The resulting genomic DNA fragments were amplified (pre-selective amplification) with one selective base on each primer (EcoRI) and (MseI) reducing the number of fragments to be displayed. The pre-selective amplification thermocycler profile was 2 min at 72 °C followed by 20 repetitions of denaturation at 94 °C for 20 s, annealing at 56 °C for 30 s, and extension at 72 °C for 2 min. This was followed by 30 min at 60 °C and a 4 °C final hold. Successful amplification was verified by visualization of 10 μl of each reaction on a 1.5% agarose gel. The remaining pre-amplification product (10 μl) was diluted with 190 μl of 0.1X TE buffer and used as a template for the selective amplification. Pre-selective amplification product (3.0 μl) was combined with 1.0 μl (10 μm) of each selective primer and 10 μl of AFLP Core mix (Applied Biosystems, Inc.). The selective amplification profile consisted of denaturation at 94 °C for 2 min, 94 °C for 20 s, annealing at 66 °C for 30 s, and extension at 72 °C for 2 min, followed by 10 cycles in which the annealing temperature was lowered 1 °C for each subsequent cycle. Following the 10th cycle, 20 additional cycles annealing at 56 °C were performed followed by a final extension (30 min at 60 °C) and a 4 °C final hold. Each selective primer possessed three distinct nucleotides at the 3′ end (e.g.EcoRI primer + AAC and MseI primer + CAG; EcoRI primer + AGC and MseI primer + CTG). Eight different primer pairs were used to amplify selectively different sets of genomic loci (Table 2).

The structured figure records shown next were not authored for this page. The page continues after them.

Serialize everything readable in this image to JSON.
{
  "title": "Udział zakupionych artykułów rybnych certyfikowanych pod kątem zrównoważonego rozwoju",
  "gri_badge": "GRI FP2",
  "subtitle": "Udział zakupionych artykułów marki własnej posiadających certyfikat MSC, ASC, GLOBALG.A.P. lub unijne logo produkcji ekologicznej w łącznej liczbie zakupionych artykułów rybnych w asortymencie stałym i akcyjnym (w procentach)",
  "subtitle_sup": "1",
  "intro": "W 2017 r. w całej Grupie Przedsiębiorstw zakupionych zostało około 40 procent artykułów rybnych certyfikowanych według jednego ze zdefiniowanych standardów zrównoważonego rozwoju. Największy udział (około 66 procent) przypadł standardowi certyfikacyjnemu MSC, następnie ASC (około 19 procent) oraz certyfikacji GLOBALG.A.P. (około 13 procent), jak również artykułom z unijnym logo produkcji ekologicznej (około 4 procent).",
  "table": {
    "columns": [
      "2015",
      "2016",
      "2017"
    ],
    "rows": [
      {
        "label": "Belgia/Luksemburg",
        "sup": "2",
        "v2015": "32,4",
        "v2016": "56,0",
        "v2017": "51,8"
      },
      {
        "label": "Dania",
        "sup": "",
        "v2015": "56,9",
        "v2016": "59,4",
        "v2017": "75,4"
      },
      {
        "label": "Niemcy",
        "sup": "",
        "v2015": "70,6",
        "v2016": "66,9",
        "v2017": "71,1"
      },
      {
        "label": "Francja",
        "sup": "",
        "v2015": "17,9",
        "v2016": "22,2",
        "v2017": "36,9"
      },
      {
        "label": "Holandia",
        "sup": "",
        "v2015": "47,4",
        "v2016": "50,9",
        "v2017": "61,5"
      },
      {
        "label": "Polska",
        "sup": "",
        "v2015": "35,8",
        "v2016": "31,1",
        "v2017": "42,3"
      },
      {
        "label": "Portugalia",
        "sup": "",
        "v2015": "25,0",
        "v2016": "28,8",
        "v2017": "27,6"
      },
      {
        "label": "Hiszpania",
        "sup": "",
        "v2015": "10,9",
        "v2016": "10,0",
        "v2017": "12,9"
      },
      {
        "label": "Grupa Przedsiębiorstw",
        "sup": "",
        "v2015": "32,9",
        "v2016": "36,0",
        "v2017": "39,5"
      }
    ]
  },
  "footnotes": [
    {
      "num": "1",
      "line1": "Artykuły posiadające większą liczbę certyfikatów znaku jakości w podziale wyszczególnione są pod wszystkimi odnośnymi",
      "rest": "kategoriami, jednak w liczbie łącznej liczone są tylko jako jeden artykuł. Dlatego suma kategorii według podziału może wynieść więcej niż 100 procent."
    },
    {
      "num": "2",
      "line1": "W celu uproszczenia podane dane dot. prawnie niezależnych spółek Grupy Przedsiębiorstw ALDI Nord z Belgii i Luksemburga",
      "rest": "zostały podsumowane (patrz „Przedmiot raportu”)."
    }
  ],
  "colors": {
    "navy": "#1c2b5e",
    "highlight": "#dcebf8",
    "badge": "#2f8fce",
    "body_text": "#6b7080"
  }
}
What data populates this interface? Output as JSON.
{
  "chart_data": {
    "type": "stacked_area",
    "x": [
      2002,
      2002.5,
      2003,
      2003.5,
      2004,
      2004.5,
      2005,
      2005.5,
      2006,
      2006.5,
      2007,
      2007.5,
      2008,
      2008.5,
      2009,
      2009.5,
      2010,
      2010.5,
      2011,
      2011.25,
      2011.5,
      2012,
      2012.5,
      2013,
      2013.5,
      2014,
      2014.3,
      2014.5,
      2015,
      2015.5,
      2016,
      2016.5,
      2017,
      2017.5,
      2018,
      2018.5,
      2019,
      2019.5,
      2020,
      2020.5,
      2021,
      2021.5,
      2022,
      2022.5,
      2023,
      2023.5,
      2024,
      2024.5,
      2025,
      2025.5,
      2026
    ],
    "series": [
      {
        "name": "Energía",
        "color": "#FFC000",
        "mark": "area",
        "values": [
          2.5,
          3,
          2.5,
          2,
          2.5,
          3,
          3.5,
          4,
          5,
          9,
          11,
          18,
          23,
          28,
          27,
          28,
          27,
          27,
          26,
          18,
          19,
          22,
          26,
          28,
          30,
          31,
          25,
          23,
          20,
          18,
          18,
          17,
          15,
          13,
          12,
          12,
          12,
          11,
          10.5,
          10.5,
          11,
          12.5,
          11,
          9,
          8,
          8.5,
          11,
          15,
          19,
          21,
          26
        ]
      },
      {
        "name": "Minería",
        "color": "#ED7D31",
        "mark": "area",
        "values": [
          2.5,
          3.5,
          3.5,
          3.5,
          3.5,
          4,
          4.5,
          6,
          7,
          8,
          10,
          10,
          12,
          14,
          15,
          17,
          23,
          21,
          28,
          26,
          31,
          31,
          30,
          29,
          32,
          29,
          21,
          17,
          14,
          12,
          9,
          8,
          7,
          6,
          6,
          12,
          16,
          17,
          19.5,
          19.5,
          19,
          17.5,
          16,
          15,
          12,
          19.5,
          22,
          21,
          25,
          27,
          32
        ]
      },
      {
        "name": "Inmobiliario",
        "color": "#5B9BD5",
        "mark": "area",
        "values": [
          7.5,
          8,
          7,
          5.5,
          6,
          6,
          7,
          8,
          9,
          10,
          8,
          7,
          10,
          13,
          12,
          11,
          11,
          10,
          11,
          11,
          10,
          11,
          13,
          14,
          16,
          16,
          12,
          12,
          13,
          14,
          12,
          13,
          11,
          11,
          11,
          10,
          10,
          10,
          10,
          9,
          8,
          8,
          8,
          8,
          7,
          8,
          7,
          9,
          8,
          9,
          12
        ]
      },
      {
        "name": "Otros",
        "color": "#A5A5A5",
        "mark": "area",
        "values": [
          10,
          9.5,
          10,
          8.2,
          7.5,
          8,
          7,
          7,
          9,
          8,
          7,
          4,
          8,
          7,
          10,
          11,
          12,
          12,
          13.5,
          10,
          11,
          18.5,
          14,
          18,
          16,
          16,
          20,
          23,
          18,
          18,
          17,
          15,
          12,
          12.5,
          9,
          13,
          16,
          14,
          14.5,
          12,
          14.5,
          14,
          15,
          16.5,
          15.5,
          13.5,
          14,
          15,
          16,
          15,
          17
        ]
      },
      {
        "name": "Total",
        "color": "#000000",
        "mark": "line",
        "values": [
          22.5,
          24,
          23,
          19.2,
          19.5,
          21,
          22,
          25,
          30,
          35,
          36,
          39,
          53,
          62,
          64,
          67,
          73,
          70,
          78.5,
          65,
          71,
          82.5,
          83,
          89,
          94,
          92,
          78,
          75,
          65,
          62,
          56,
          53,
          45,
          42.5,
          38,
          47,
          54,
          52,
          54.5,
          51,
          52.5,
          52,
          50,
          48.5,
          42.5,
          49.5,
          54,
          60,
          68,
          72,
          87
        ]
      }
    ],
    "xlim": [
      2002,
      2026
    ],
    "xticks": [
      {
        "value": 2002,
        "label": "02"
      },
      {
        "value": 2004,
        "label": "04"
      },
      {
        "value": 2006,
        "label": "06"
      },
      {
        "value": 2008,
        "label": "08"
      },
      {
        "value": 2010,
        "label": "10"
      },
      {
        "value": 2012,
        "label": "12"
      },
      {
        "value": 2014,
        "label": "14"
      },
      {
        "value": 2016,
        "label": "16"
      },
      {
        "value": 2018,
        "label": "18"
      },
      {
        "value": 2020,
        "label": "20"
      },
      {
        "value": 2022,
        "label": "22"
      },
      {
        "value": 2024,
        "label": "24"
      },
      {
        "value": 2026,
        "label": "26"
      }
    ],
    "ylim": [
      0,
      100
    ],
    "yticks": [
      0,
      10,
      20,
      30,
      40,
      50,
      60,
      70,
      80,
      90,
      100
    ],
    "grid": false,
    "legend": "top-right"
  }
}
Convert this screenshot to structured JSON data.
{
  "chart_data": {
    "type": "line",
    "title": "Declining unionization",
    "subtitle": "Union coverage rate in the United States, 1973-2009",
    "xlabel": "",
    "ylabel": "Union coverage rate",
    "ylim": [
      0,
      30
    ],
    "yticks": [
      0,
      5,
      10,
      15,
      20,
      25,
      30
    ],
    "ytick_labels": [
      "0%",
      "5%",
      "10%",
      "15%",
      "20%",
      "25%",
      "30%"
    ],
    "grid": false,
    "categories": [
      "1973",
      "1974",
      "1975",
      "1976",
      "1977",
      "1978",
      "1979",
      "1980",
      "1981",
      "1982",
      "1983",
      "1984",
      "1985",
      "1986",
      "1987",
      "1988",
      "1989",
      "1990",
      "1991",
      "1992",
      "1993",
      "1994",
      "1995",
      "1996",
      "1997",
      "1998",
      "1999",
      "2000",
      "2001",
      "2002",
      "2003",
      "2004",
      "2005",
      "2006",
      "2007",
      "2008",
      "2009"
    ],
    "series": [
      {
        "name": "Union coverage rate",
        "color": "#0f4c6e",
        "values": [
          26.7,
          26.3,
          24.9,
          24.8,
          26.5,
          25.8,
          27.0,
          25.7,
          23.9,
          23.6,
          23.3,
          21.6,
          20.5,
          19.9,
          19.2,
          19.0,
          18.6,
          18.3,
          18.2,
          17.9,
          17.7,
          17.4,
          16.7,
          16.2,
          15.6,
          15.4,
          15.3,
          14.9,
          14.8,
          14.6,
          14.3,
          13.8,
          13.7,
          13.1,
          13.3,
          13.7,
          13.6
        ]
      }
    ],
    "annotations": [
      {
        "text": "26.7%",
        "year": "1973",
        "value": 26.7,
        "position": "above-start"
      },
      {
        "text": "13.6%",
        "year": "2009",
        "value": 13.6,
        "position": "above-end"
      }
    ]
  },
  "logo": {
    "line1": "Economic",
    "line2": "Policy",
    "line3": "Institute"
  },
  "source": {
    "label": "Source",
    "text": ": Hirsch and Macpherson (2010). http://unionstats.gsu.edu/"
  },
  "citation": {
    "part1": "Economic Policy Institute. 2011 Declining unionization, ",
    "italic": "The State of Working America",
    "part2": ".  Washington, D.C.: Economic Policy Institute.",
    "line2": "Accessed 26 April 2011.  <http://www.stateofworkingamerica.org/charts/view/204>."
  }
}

Table 2. Selective primer combinations and recovered loci.
Selective Primer Pair (MseI/EcoRI)
Total number of loci
Number of polymorphic loci
Percentage of polymorphic loci
Fragment visualization and analysis
For each sample, 0.4 μl of the selective amplification product was electrophoresed on a 5.0% denaturing acrylamide gel using an Applied Biosystems 377 automated DNA sequencer. An internal size standard, Rox 500, was included in the loading dye mixture of all samples. Collection and analyses of fragment banding patterns were performed using GeneScan Analysis Software (ver 3.1; Applied Biosystems). Discrete fragments with a threshold intensity below 50 florescent units were not included in the analyses. Moreover, fragments <50 nucleotides long were not considered in the analysis to avoid biases due to unincorporated fluorescent signal (i.e. noise). The local Southern size calling option and a split peak correction of 2500 option were chosen for GeneScan data collection. To assess the reproducibility of the banding patterns, we performed the following on randomly selected samples: (1) repeating the entire AFLP procedure from separate DNA extractions; (2) amplifying selective PCR product from the same pre-selective PCR product; and (3) visualizing the same selective PCR product multiple times over a 6-month period. In all cases, each specimen/sample reproduced identical fragment patterns.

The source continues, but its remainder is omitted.